Sommet de l’OCS 2006
De gauche à droite : Islam Karimov (Ouzbékistan), Vladimir Poutine (Russie), Hu Jintao (Chine), Kurmanbek Bakiyev (Kyrgyzistan), Emomali Rakhmonov (Tadjikistan).

La troisième loi du mouvement de Newton dit
qu’« à chaque action, il y a une réaction égale
et opposée ». On peut également l’appliquer en
sciences sociales, en particulier aux rapports
sociaux et à la géopolitique.

L’alliance États-Unis/Royaume-Uni
s’est lancée dans un grand projet visant à
contrôler les ressources mondiales d’énergie.
Ses actions ont entraîné une série de réactions
complexes aboutissant à la création d’une
coalition eurasienne qui se prépare à défier
l’axe anglo-saxon.

L’encerclement de la Russie et de la Chine, échec des ambitions globales anglo-saxonnes

« Aujourd’hui, nous assistons à un usage
extrême, presque sans frein, de la force
militaire dans les relations internationales,
force qui plonge le monde dans
un abîme de conflits permanents. Il en
résulte que nous n’avons pas assez de
force pour trouver une solution globale
à aucun de ces conflits. Il devient également
impossible de trouver un règlement
politique. Nous observons un mépris
de plus en plus grand pour le droit
international. Et les normes légales indépendantes
se rapprochent en fait du
système juridique d’un seul pays. Un
pays, les États-Unis, a outrepassé ses frontières
nationales à tous égards.
 »
Vladimir Poutine à la Conférence de
Munich sur la politique de sécurité [1]

Ce que les dirigeants et hauts responsables
États-uniens appellent « nouvel ordre mondial
 » est ce que Russes et Chinois considèrent
comme un « monde unipolaire ». C’est la
vision, ou l’hallucination, selon la manière de
voir les choses, qui a comblé le fossé entre
Pékin et Moscou.

La Chine et la Russie sont très conscientes
d’être les cibles de l’alliance anglo-saxonne.
Leur crainte commune de l’encerclement
les a rapprochées. Ce n’est pas un hasard
si l’année où l’OTAN bombardait la Yougoslavie,
le président chinois Jiang Zemin et le
président russe Boris Eltsine ont fait une déclaration
commune lors d’un sommet historique
en décembre 1999 qui a révélé que la
Chine et la Fédération de Russie allaient unir
leurs forces pour s’opposer au « nouvel ordre
mondial ». En réalité, les fondements de cette
déclaration avaient été posés en 1996 lorsque
les deux parties avaient exprimé leur opposition
à l’imposition de l’hégémonie mondiale
d’un seul État.

Aussi bien Jiang Zemin que Boris Eltsine
déclarèrent que tous les États nations devaient
être traités de la même manière, jouir
de la sécurité, respecter la souveraineté des
autres, et avant tout ne pas s’immiscer dans
les affaires intérieures des autres États. Ces
propos visaient le gouvernement états-unien et
ses alliés.

Balkaniser la Russie et la Chine

Les Chinois et les Russes demandaient également
l’établissement d’un ordre économique
et politique mondial plus équitable. Ils indiquèrent
que les États-Unis soutenaient des mouvements
séparatistes dans leurs deux pays et
soulignèrent les efforts des États-Uniens pour
balkaniser et finlandiser les pays d’Eurasie.

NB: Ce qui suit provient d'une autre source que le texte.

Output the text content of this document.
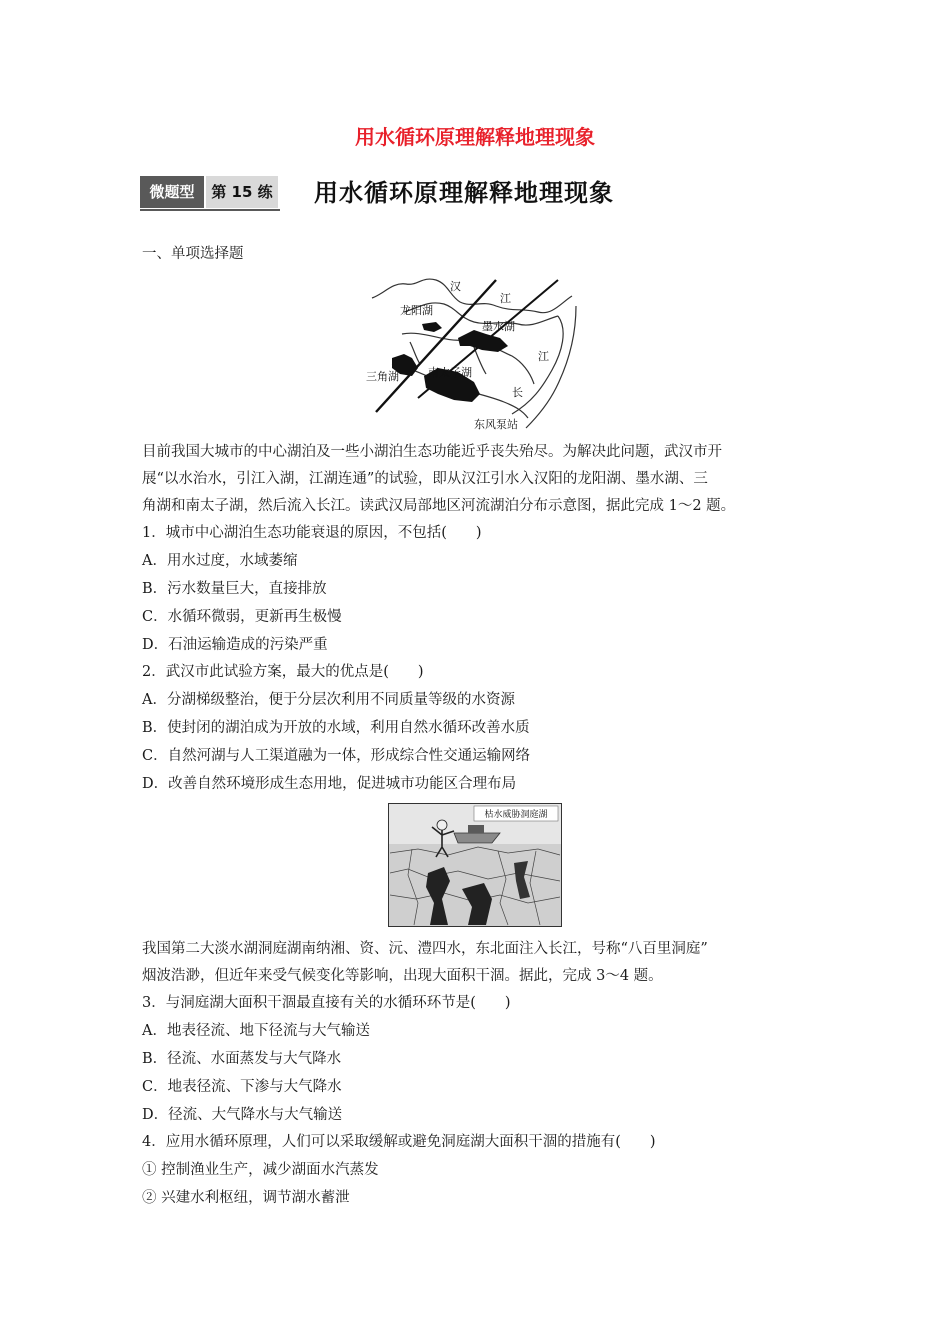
用水循环原理解释地理现象
微题型	第 15 练 用水循环原理解释地理现象
一、单项选择题
汉
江
龙阳湖
墨水湖
江
三角湖	南太子湖
长
东风泵站
目前我国大城市的中心湖泊及一些小湖泊生态功能近乎丧失殆尽。为解决此问题，武汉市开
展“以水治水，引江入湖，江湖连通”的试验，即从汉江引水入汉阳的龙阳湖、墨水湖、三
角湖和南太子湖，然后流入长江。读武汉局部地区河流湖泊分布示意图，据此完成 1～2 题。
1．城市中心湖泊生态功能衰退的原因，不包括(　　)
A．用水过度，水域萎缩
B．污水数量巨大，直接排放
C．水循环微弱，更新再生极慢
D．石油运输造成的污染严重
2．武汉市此试验方案，最大的优点是(　　)
A．分湖梯级整治，便于分层次利用不同质量等级的水资源
B．使封闭的湖泊成为开放的水域，利用自然水循环改善水质
C．自然河湖与人工渠道融为一体，形成综合性交通运输网络
D．改善自然环境形成生态用地，促进城市功能区合理布局
枯水威胁洞庭湖
我国第二大淡水湖洞庭湖南纳湘、资、沅、澧四水，东北面注入长江，号称“八百里洞庭”
烟波浩渺，但近年来受气候变化等影响，出现大面积干涸。据此，完成 3～4 题。
3．与洞庭湖大面积干涸最直接有关的水循环环节是(　　)
A．地表径流、地下径流与大气输送
B．径流、水面蒸发与大气降水
C．地表径流、下渗与大气降水
D．径流、大气降水与大气输送
4．应用水循环原理，人们可以采取缓解或避免洞庭湖大面积干涸的措施有(　　)
① 控制渔业生产，减少湖面水汽蒸发
② 兴建水利枢纽，调节湖水蓄泄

Des États-uniens influents comme Zbigniew
Brzezinski avaient déjà défendu l’idée d’une
décentralisation et finalement d’une division
de la Fédération de Russie [2].

Chinois et Russes publièrent une déclaration
dans laquelle ils affirmaient que la
mise en place d’un bouclier antimissile international
et la violation du Traité ABM sur
la limitation des systèmes de missiles antimissile
déstabiliseraient et polariseraient le
globe. En 1999, ils étaient conscients de ce
qui se préparait et de la direction prise par
les États-Unis. En juin 2002, moins d’une
année après le déclenchement de la « guerre
globale contre le terrorisme », George W.
Bush annonça que les États-Unis se retiraient
du Traité ABM.

Le 24 juillet 2001, moins de deux mois
avant le 11-Septembre, la Chine et la Russie
signèrent le Traité de bon voisinage, d’amitié
et de coopération. Il s’agit là d’un pacte
– formulé en termes modérés – de défense
mutuelle contre les États-Unis, l’OTAN et
l’alliance militaire asiatique, soutenue par les
États-Unis, qui encercle la Chine.

Le pacte militaire de l’Organisation de
coopération de Shanghai (OCS) est formulé
de la même manière. Il convient également
de signaler que l’article 12 du Traité bilatéral
sino-russe de 2001 stipule que la Chine et la
Russie collaboreront pour maintenir l’équilibre
mondial, respecter « les accords fondamentaux
relatifs à la sauvegarde et au maintien
de la stabilité stratégique » et encourager
« le processus de désarmement nucléaire ». Il
semble qu’il s’agisse ici d’une allusion à la
menace nucléaire que représentent les États-
Unis.

Organisation de coopération de Shanghai
En bleu : pays membres, en vert : pays observateurs.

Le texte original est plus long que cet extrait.